Забывшись коротким сном, мальчик поднялся раньше дедушки, оделся, захватил ломоть хлеба и, не звякнув калиткой, пошел дальше от деревни.

Его обступила рожь в белой толстой росе, и ненадолго, в предчувствии перемен, ему захотелось отчаянным усилием воли подняться над рожью и полететь невысоко, чтобы видеть зерна в колосьях, птиц, пережидающих росу, пустые гнезда жаворонков…

Он собрал росу с колосьев, вымыл ею лицо, глаза, уши и сразу стал далеко видеть и слышать.

Далеко-далеко он увидел деревню Кукушку в тополях и услышал, как по всему полю подают голоса птицы, еще робкие после вчерашнего дождя. Только одна птица, если судить по ее пению, золотая, продувала свой пастушеский рожок:

— Фиу-тиу-лиу!..

Куда теперь?

Домой? А если квартиранты сегодня же повезут его в город, а у него не хватит духу отказаться?

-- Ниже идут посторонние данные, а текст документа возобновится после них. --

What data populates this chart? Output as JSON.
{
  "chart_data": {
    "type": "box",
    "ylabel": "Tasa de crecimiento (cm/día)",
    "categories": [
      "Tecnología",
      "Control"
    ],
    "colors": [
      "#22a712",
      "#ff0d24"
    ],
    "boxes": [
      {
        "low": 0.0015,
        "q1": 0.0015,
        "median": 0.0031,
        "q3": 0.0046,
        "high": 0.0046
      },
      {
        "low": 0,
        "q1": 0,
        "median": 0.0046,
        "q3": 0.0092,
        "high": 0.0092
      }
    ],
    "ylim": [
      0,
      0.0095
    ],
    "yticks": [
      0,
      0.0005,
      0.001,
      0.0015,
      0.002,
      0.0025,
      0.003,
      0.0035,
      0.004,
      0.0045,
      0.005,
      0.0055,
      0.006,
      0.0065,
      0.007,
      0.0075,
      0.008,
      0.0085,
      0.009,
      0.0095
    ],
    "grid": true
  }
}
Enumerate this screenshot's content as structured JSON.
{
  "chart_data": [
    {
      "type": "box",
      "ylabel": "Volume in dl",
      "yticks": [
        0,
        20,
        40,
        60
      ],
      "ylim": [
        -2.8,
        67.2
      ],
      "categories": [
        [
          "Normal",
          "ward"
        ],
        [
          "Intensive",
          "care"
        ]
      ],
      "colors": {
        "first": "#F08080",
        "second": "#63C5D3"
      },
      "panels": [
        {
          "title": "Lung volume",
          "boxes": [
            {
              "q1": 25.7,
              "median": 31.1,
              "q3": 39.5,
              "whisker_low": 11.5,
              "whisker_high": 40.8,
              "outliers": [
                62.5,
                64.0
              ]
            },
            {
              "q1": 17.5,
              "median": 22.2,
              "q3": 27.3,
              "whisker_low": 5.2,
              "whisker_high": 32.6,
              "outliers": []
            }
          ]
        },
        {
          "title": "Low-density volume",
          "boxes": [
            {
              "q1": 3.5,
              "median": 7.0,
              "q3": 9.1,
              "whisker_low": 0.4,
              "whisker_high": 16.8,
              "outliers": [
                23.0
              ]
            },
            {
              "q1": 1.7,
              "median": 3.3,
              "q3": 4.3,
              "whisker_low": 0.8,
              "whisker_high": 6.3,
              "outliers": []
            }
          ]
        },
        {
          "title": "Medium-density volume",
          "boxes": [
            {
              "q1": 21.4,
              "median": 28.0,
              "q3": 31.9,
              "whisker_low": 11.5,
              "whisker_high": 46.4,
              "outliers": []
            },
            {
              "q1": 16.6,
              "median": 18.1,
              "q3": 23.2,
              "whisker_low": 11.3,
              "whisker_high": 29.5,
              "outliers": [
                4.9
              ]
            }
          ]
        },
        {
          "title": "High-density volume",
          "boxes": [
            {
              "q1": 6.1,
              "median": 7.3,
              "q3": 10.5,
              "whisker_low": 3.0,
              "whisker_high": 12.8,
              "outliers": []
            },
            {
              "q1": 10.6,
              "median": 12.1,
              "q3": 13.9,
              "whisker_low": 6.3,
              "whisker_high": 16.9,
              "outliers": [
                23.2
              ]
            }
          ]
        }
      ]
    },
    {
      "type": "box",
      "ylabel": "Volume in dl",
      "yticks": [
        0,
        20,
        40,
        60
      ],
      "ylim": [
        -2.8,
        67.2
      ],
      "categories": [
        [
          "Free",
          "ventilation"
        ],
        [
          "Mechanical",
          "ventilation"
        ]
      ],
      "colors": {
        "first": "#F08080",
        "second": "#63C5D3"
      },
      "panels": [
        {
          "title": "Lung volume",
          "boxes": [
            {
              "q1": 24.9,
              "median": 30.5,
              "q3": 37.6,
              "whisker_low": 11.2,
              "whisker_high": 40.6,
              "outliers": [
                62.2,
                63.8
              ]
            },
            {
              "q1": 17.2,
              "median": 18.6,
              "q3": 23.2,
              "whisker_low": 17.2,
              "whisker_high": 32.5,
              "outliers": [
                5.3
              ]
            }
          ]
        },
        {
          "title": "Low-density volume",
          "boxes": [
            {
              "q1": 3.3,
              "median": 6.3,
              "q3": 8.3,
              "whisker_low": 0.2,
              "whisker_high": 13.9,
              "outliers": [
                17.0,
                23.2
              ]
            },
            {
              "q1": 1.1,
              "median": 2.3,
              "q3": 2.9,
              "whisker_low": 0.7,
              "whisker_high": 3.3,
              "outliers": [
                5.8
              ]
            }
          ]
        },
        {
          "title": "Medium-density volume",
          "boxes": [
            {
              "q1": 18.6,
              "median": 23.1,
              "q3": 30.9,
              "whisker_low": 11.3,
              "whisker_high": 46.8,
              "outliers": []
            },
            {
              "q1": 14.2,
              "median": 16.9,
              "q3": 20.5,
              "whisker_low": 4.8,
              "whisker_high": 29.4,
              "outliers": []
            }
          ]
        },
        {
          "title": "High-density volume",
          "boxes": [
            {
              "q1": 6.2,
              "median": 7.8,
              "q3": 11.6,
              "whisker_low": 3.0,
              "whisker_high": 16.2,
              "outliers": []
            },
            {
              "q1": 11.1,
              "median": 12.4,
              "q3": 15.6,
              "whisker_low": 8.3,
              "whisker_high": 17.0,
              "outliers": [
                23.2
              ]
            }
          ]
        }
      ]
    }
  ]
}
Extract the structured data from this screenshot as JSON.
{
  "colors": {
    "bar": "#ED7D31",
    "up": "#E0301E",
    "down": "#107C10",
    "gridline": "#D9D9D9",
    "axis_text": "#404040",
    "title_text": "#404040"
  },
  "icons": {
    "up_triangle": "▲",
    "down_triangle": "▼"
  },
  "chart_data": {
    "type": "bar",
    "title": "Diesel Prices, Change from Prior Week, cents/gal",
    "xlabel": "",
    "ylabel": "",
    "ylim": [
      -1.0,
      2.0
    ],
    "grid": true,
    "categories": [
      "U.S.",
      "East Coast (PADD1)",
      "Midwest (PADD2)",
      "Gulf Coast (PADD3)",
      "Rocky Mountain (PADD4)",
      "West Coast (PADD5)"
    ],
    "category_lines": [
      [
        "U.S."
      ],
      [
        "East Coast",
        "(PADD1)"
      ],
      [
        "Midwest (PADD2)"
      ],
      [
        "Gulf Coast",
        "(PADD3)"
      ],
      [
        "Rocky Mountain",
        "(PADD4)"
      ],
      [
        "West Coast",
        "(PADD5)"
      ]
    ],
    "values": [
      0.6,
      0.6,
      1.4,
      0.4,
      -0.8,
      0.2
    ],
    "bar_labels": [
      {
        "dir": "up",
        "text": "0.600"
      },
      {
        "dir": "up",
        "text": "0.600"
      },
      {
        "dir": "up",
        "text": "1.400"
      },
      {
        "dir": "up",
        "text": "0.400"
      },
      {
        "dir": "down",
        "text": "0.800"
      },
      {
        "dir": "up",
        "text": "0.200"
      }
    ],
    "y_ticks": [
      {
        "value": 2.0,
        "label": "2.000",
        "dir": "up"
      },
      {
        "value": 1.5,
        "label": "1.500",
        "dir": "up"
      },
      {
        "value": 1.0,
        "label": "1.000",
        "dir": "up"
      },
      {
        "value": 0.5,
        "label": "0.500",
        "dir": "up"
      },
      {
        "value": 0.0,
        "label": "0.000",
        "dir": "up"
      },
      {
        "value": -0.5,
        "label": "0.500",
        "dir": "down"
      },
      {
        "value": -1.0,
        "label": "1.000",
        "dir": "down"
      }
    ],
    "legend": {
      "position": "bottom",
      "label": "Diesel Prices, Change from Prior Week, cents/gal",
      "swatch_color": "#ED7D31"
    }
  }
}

Сегодня они, наверное, не сделают этого, но он не сможет скрыть, что слышал разговор, и обязательно скажет Лидии Александровне:

— Отсюда я никуда не поеду.

Скажет ли? Отсюда-то легко загадывать и храбриться, а вблизи все по-другому, все не так. Лучше походить, устать, охолонуть, и тогда уже ничего не страшно. А если вовсе не приходить в деревню? Они все поймут и уедут. То есть как это «не приходить»? Жить-то где? У кого? У него же никого нет, кроме дедушки. Не-еет, человеку рано или поздно обязательно куда-то надо приходить.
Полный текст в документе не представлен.